A una hora de la pelea más importante de su carrera, el 12 de diciembre de 1968, Nicolino Locche dormía plácidamente en la camilla de su vestuario.
Mientras Paul Takeshi Fujii descargaba su furia al ritmo ensordecedor de Deep Purple en el camarín contiguo, Locche reposaba con una serenidad inusual para un combate de tal magnitud.
Poco antes, había sido encontrado por su sparring, Juan Aguilar, fumando a escondidas en el baño del hotel, en cuclillas sobre la tabla de un inodoro.
La calma de Locche contrastaba con la ansiedad y agresividad de su rival, quien se preparaba como un verdadero samurái para defender su título mundial de peso welter junior.
En el ring, Locche desafió todas las expectativas. Fue una de las pocas veces en su carrera que cambió su estilo defensivo y esquivo, y decidió atacar como nunca.
Su apertura de zurda y sus ganchos precisos a la zona alta y abdominal desgastaron a Fujii, quien, cegado por una herida en el ojo, no pudo seguir. Fue tan grande que su arte sobre el ring transformó la furia y la potencia de Fujii en una danza desesperada y sin rumbo. Con cada round, Nicolino mostraba que el verdadero dominio no era solo físico, sino psicológico, quebrando la voluntad del campeón con su elegancia y precisión.

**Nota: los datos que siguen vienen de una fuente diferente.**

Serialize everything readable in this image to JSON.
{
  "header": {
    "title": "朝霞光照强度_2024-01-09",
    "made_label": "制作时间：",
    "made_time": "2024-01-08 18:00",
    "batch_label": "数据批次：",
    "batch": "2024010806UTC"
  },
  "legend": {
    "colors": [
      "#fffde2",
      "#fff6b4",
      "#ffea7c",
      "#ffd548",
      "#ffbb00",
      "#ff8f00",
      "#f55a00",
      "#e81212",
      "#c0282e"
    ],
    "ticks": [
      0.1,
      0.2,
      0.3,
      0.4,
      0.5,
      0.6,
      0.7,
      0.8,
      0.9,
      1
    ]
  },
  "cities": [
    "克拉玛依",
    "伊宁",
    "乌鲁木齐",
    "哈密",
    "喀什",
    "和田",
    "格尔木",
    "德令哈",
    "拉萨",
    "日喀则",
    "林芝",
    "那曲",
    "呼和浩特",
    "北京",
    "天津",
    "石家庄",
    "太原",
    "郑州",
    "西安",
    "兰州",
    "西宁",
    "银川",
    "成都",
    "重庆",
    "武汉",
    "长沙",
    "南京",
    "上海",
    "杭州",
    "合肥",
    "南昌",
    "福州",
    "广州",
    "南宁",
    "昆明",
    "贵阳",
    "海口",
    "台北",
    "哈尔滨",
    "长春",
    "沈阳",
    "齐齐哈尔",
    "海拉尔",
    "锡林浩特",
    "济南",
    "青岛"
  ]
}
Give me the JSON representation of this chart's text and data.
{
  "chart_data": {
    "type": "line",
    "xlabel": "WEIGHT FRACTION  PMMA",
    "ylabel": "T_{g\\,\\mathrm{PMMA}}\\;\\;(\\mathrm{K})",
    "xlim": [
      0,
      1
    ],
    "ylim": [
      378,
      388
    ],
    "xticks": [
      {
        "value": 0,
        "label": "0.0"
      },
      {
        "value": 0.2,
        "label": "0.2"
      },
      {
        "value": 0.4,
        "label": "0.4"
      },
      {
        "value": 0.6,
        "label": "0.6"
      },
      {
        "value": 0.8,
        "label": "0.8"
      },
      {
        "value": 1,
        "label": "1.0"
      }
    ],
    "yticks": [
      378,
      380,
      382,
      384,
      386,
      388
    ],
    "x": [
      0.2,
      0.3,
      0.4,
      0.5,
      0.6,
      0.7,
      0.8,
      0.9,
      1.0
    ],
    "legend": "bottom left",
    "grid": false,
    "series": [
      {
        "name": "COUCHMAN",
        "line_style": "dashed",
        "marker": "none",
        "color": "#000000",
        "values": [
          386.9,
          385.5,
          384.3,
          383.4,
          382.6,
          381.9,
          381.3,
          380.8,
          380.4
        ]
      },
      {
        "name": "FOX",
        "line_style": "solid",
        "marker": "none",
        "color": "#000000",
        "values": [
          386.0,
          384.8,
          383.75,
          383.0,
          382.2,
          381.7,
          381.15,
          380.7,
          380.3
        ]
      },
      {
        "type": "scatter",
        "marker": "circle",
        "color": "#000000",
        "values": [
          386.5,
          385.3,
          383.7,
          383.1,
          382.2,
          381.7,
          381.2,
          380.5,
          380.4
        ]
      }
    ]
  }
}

Al finalizar, Fujii se rindió antes del décimo asalto y el estadio estalló en asombro y frustración de los espectadores japoneses. Locche regresó como un héroe a su tierra, escoltado por multitudes y ovaciones, consagrando un triunfo que, más que un combate, fue «una de las mayores epopeyas del boxeo argentino», inmortalizando a Nicolino Locche como el «intocable» del cuadrilátero.